The Sessions: Besides Beasts of the Southern Wild, there was no film I heard more praise about coming from the last Sundance Film Festival than The Sessions. Considering how much I liked Beasts, trusting that praise alone would make it worth a look—but there is more. Seeing John Hawkes as a lead in anything is exciting, especially after seeing his great work in supporting roles in Winter’s Bone and Martha Marcy May Marlene. But having him in the lead of a comedy, as a man in an iron lung trying to lose his virginity while getting advice from a priest played by the great William H. Macy? Yeah, I am on board!

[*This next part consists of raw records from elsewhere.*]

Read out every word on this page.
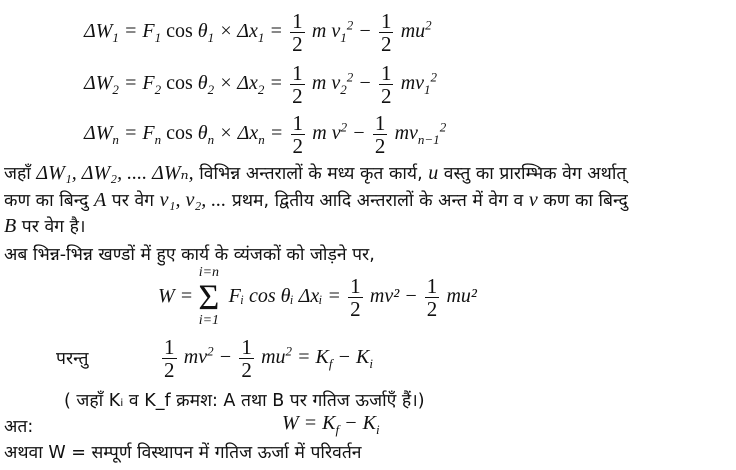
$\Delta W_1 = F_1$ $\cos \theta_1 \times \Delta x_1 = \frac{1}{2}$ m $v_1^2 - \frac{1}{2} mu^2$
$\Delta W_2 = F_2$ $\cos \theta_2 \times \Delta x_2 = \frac{1}{2}$ m $v_2^2 - \frac{1}{2} mv_1^2$
$\Delta W_n = F_n$ $\cos \theta_n \times \Delta x_n = \frac{1}{2}$ m $v^2 - \frac{1}{2} mv_{n-1}^2$
जहाँ ΔW₁, ΔW₂, .... ΔWₙ, विभिन्न अन्तरालों के मध्य कृत कार्य, u वस्तु का प्रारम्भिक वेग अर्थात्
कण का बिन्दु A पर वेग v₁, v₂, ... प्रथम, द्वितीय आदि अन्तरालों के अन्त में वेग व v कण का बिन्दु
B पर वेग है।
अब भिन्न-भिन्न खण्डों में हुए कार्य के व्यंजकों को जोड़ने पर,
W =
i=n
Σ
i=1
Fᵢ cos θᵢ Δxᵢ = $\frac{1}{2} mv^2 - \frac{1}{2} mu^2$
परन्तु	$\frac{1}{2} mv^2 - \frac{1}{2} mu^2 = K_f - K_i$
( जहाँ Kᵢ व K_f क्रमश: A तथा B पर गतिज ऊर्जाएँ हैं।)
अत:	$W = K_f - K_i$
अथवा W = सम्पूर्ण विस्थापन में गतिज ऊर्जा में परिवर्तन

Amour: Winning the Palme d’Or at Cannes is usually enough to get me interested in a movie, but this one has me more excited than usual. Michael Haneke is a director whom I have admired more than liked. He usually takes simply character stories or situations and uses them to discuss larger world issues. Here he is taking on a character study of an elderly couple still in love and trying to cope when the wife, Anna, has a stroke. That Haneke stepped out of his comfort zone and did an intimate character study about love, and did this straight out, is encouraging—so much so that even while watching the award ceremony at Cannes, I found myself rooting for his film without any real knowledge beyond the early praise. Cannes’s love has been a good indicator for films I have loved in the past, and here’s hoping that the trend continues.

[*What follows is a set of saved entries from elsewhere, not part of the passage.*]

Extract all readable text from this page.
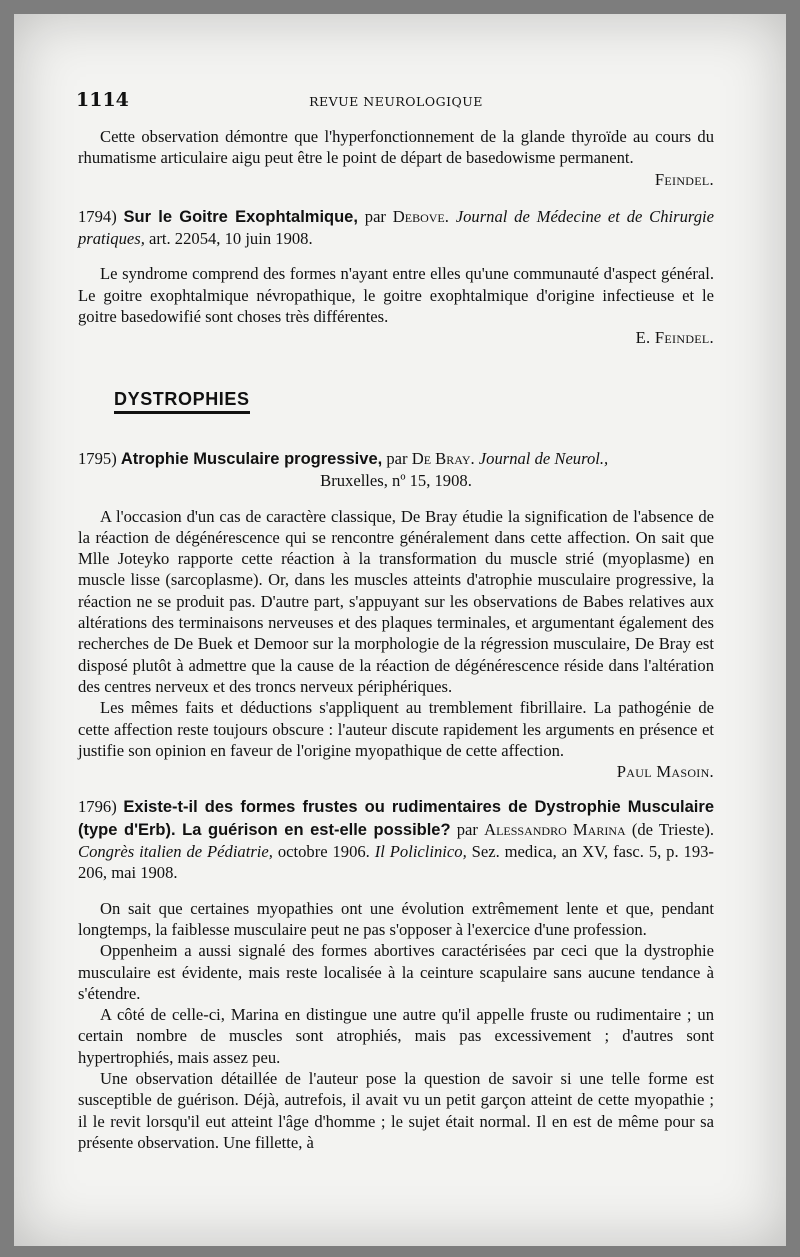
1114	REVUE NEUROLOGIQUE

Cette observation démontre que l'hyperfonctionnement de la glande thyroïde au cours du rhumatisme articulaire aigu peut être le point de départ de basedowisme permanent.

Feindel.

1794) Sur le Goitre Exophtalmique, par Debove. Journal de Médecine et de Chirurgie pratiques, art. 22054, 10 juin 1908.

Le syndrome comprend des formes n'ayant entre elles qu'une communauté d'aspect général. Le goitre exophtalmique névropathique, le goitre exophtalmique d'origine infectieuse et le goitre basedowifié sont choses très différentes.

E. Feindel.

DYSTROPHIES
1795) Atrophie Musculaire progressive, par De Bray. Journal de Neurol.,
Bruxelles, nº 15, 1908.

A l'occasion d'un cas de caractère classique, De Bray étudie la signification de l'absence de la réaction de dégénérescence qui se rencontre généralement dans cette affection. On sait que Mlle Joteyko rapporte cette réaction à la transformation du muscle strié (myoplasme) en muscle lisse (sarcoplasme). Or, dans les muscles atteints d'atrophie musculaire progressive, la réaction ne se produit pas. D'autre part, s'appuyant sur les observations de Babes relatives aux altérations des terminaisons nerveuses et des plaques terminales, et argumentant également des recherches de De Buek et Demoor sur la morphologie de la régression musculaire, De Bray est disposé plutôt à admettre que la cause de la réaction de dégénérescence réside dans l'altération des centres nerveux et des troncs nerveux périphériques.

Les mêmes faits et déductions s'appliquent au tremblement fibrillaire. La pathogénie de cette affection reste toujours obscure : l'auteur discute rapidement les arguments en présence et justifie son opinion en faveur de l'origine myopathique de cette affection.

Paul Masoin.

1796) Existe-t-il des formes frustes ou rudimentaires de Dystrophie Musculaire (type d'Erb). La guérison en est-elle possible? par Alessandro Marina (de Trieste). Congrès italien de Pédiatrie, octobre 1906. Il Policlinico, Sez. medica, an XV, fasc. 5, p. 193-206, mai 1908.

On sait que certaines myopathies ont une évolution extrêmement lente et que, pendant longtemps, la faiblesse musculaire peut ne pas s'opposer à l'exercice d'une profession.

Oppenheim a aussi signalé des formes abortives caractérisées par ceci que la dystrophie musculaire est évidente, mais reste localisée à la ceinture scapulaire sans aucune tendance à s'étendre.

A côté de celle-ci, Marina en distingue une autre qu'il appelle fruste ou rudimentaire ; un certain nombre de muscles sont atrophiés, mais pas excessivement ; d'autres sont hypertrophiés, mais assez peu.

Une observation détaillée de l'auteur pose la question de savoir si une telle forme est susceptible de guérison. Déjà, autrefois, il avait vu un petit garçon atteint de cette myopathie ; il le revit lorsqu'il eut atteint l'âge d'homme ; le sujet était normal. Il en est de même pour sa présente observation. Une fillette, à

The Silver Linings Playbook: Systematically over the last three years, almost every director who has a cult following that I have never understood has finally made a movie that I have loved. But David O. Russell has yet to do so for me. Yet, for some reason, his new project jumped out at me, and I’m not exactly certain why. It stars Bradley Cooper (an actor I have no strong feelings about), as a man getting out of an institution and back living with his parents. He is trying to cope with his illness, and his interactions with Tiffany (Jennifer Lawrence), another damaged individual, look fascinating. It is also a comedy. Perhaps it is the absurdness of the idea or the enjoyment I get from quirky comedies or the fact that Jennifer Lawrence brings a presence on screen that I have enjoyed even if the film disappoints, but for whatever reason, this has gotten my attention.
Django Unchained: It is Quentin Tarantino. The man has made too many films that I have loved for me to ever ignore him. Here, he has taken on one of his favorite genres, the western, and it’s supposedly the last of the ideas he has had percolating for years, so let’s hope it delivers. Tarantino is known for his bold characters and dialogue with huge scenes of violence, and early scenes show that this trend is continuing with Django. A bounty hunter, King Schultz (Christoph Waltz), takes a slave, Django (Jamie Foxx), under his wing to hunt down some slave traders, while promising to help Django get his wife back from slave owner Calvin Candie (Leonardo DiCaprio). I am especially excited to see DiCaprio step out of his comfort zone of slightly depressed or disturbed characters to take on a full-on villain role—and what a showy role it looks like, as well. He is a southern dandy who takes to watching his slaves fight. If it is even close to what Tarantino got out of Christoph Waltz in Inglourious Basterds, it will be worth seeing.
So, these are the films that are exciting me this fall, and I can’t wait to see which ones deliver. What’s causing you anticipation?